Bekleyen kişi bernaydı, ağlıyordu. "Ne işin var burada?" dedim ilk olarak. thefucking sana anlatmam gereken birşey var ne olur kovma beni dedi. 5 saniye kadar düşündükten sonra pekala ama burada olmaz çıkalım dedim. Kadıköy moda tarafında milwall diye bir mekan var bilenler bilir oraya geçtik. Masaya oturduk, ne içeceğini sormadan iki tane bira söyledim direk. ve anlat bakalım dedim.
-Bak thefucking nasıl söyleyeceğimi bilmiyorum (gözlerinden yaşlar süzüldü o an) artık beni istemediğini biliyorum ama ama...
-aması ne berna, biz diye birşey var zannediyordum ben ancak yokmuş, hiç olmamış ki. Beni o zaman ahmete tercih edip bırakıp gitmeseydin belki olabilirdi, ama yokmuş.
-hamileyim ben (hıçkırarak ağlamaya başladı)

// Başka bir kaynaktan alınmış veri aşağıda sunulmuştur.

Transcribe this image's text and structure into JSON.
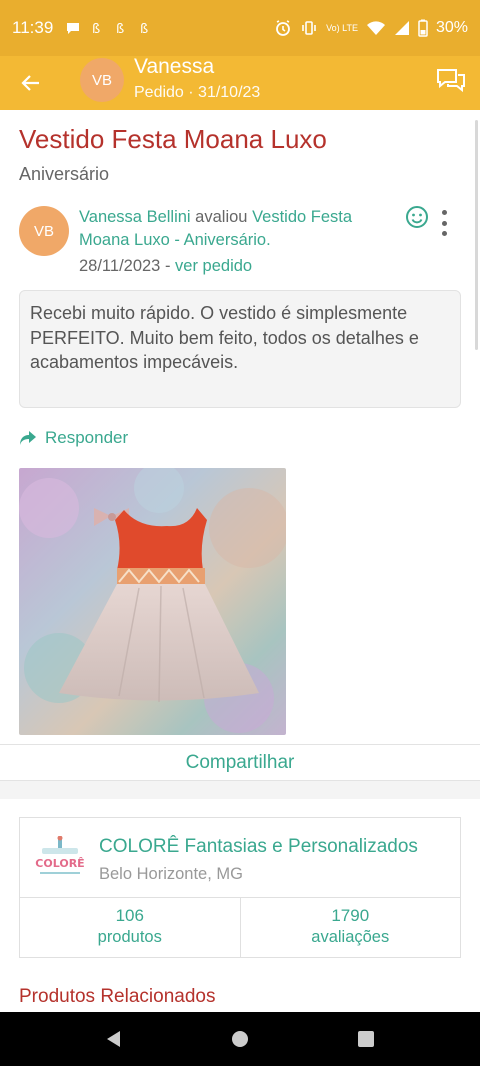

Kafam allak bullak oldu o an, Nutkum tutuldu lan insanın boğazının düğümlenmesi ne demekmiş o gün öğrendim ciddi anlamda. Sadece "nasıl ya" diyebildim o anda. Çocuğun evet benden olma ihtimali vardı ancak ya başkasındansa diye düşünmektende kendimi alıkoyamadım. Ancak berna beni her ne kadar yüz üstü bırakıp gitmiş falanda olsa, hemen gidip bir başkasıyla cinsel anlamda birlikte olacak biri değildi. Yinede hiçbirşeyden emin olamıyordum. -
7.
+8(bkz: Part 6)Tümünü Göster
Tema
https://www.youtube.com/watch?v=FVY4be1yFFY
Bunun nasıl olduğunu, ne yapacapımızı sordum. "bana mı soruyorsun ne yapacağımızı" diyerek yanıtladı. Öylece ona bakıyordum. Ben ne yapacağım, ailem duyarsa beni reddeder babam beni öldürür dedi. Bir çocuğum olacaktı, ancak ben buna hazır değildim. Aldırma fikri geldi aklıma, onun fikrini öğrenmek için sorumu yineledim. "Napacağız berna?"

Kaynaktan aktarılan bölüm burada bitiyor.